The contracting world is tough out there with fierce competition. There any many methods you can use to increase your chances of employment and reducing the gaps you have between contractors. It is a difficult transition to make from permeant employment as it requires you to utilise different set of skills. Here we have condensed the key points to focus on to narrow down your focus and give you specific targets to work towards.
- Utilise the internet. Create your own profile online, make a presence for yourself on job boards as well as using agencies. Building a network online by simply uploading your CV to a job board site or CV library will immediately allow agencies and recruiters to see your CV and get in contact. Most contractors find that over 70% of their work is sourced from an agency. Rather than sending of your application to each recruitment agency individually, this will save you a lot of time.
- Creating a strong contractor CV. A contractor’s CV is less focused on team player attributes.
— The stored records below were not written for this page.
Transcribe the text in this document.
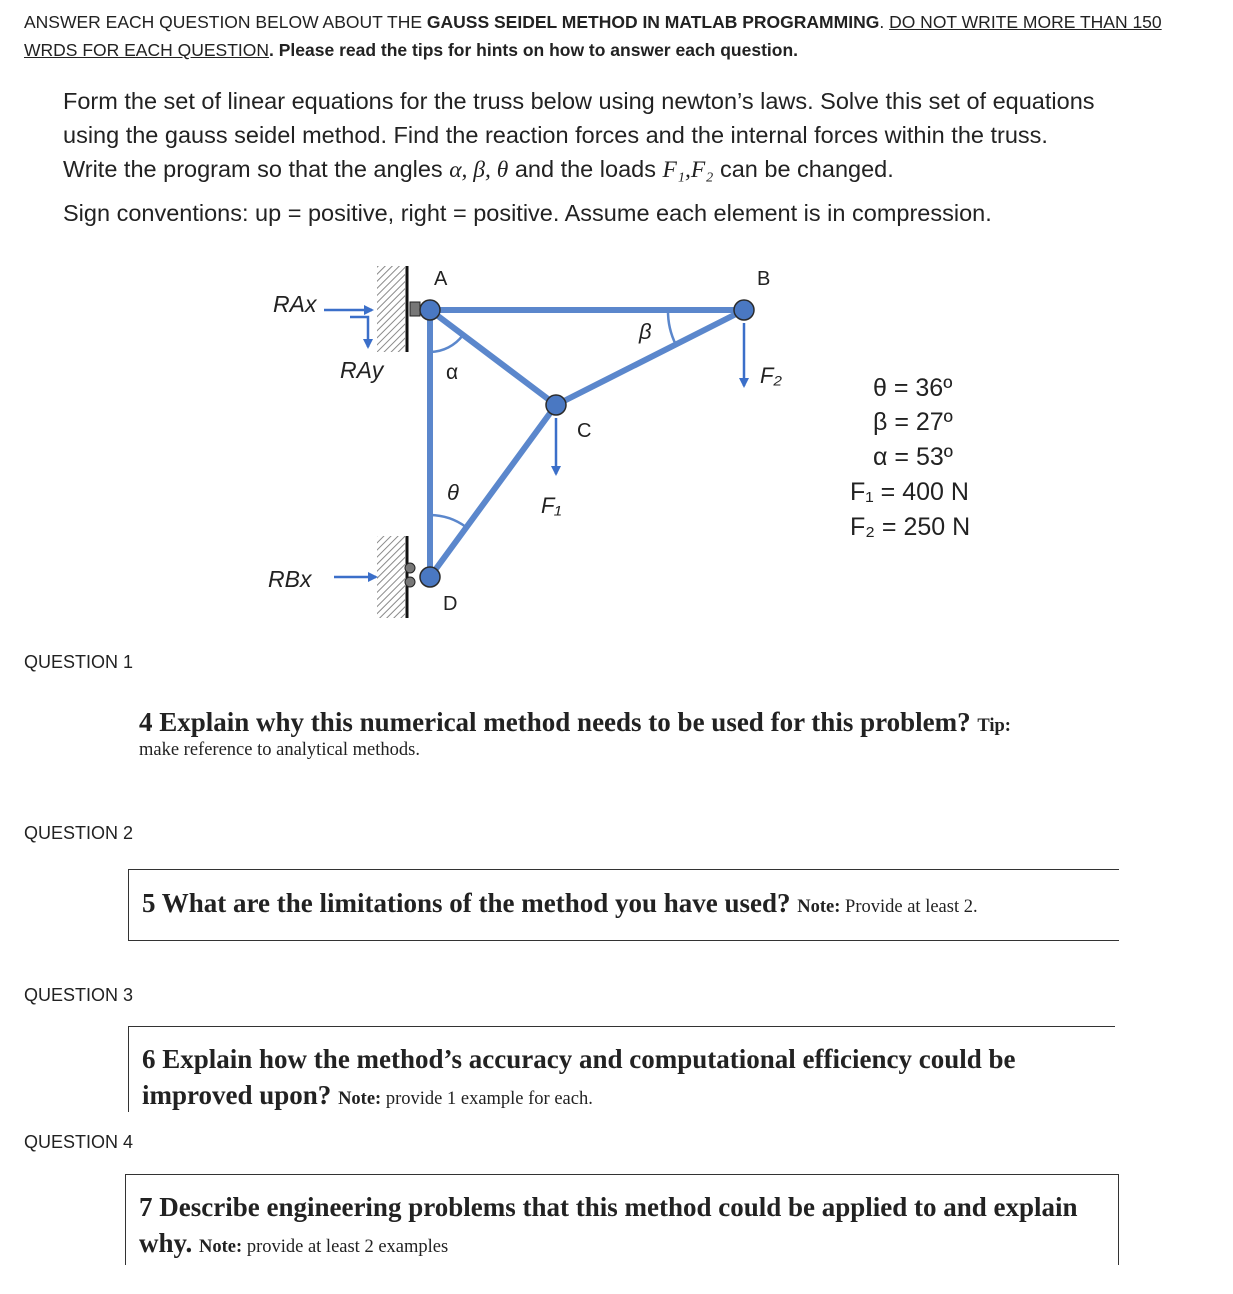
ANSWER EACH QUESTION BELOW ABOUT THE GAUSS SEIDEL METHOD IN MATLAB PROGRAMMING. DO NOT WRITE MORE THAN 150 WRDS FOR EACH QUESTION. Please read the tips for hints on how to answer each question.

Form the set of linear equations for the truss below using newton’s laws. Solve this set of equations

using the gauss seidel method. Find the reaction forces and the internal forces within the truss.

Write the program so that the angles α, β, θ and the loads F₁,F₂ can be changed.

Sign conventions: up = positive, right = positive. Assume each element is in compression.
A	B
C
D
RAx
RAy
RBx
α
β
θ
F₁
F₂	θ = 36º
β = 27º
α = 53º
F₁ = 400 N
F₂ = 250 N
QUESTION 1
4 Explain why this numerical method needs to be used for this problem? Tip:
make reference to analytical methods.
QUESTION 2
5 What are the limitations of the method you have used? Note: Provide at least 2.
QUESTION 3
6 Explain how the method’s accuracy and computational efficiency could be improved upon? Note: provide 1 example for each.
QUESTION 4
7 Describe engineering problems that this method could be applied to and explain why. Note: provide at least 2 examples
It should include your skills, career history and previous achievements. You should be able to tailor your skills to each contract. To excel in this aspect, consider enrolling in relevant courses that enhance your expertise. Platforms like Digital Constructive Contractor Licensing company, or similar firms offering contractor licencing courses can offer a wide array of courses that can equip you with the knowledge and skills necessary to excel in your contracting career.
- Target – once you know what roles you are looking for, you can target these clients/agents to correlate to your skills, adapting your CV accordingly. If you create a spreadsheet of those ones you’ve applied for and then you can log whether or not you have been successful in receiving contact back.
- Following up – using a system as mentioned above you can easily track your progress and where you are at with each agency. Making a quick call or email to chase up may open up conversation that could lead to an interview or job prospects. Their also busy too so if they get a lot of applicants they may not have time to contact them all back.
- Make sure you are prepared – being prepared for any interview is key. You don’t want to be faffing about with getting lost or struggling to find parking, so by doing some quick research on location, parking and transport links before will save you a lot of hassle in the long run.
- Sales techniques – during the interview it is all about selling your services and skills. Compared to a permeant interview is it less about your team skills and punctuality attributes but more purely based on what you can deliver and bring through your specific skill. Researching some sales techniques could be useful.
- Listen – throughout the interview the client will explain the issues they are currently facing, by listening attentively you will understand and explore what they are looking for. By taking these on board you can explain your skills that will benefit them.
- Following up – once you have verbally confirmed the contract it is important that it is drawn up on a written document as quickly as possible. Even if this isn’t possible you should still contact your agency to get an expected time or what the next steps are.
Regardless of the industry these steps should be able to be applied. Create a clear, direct plan that allows you to focus on the key markets for yourself says Milosz Krasinski. Ideally from this process you will create a steady flow of contracts coming your way, building an established reputation within your industry.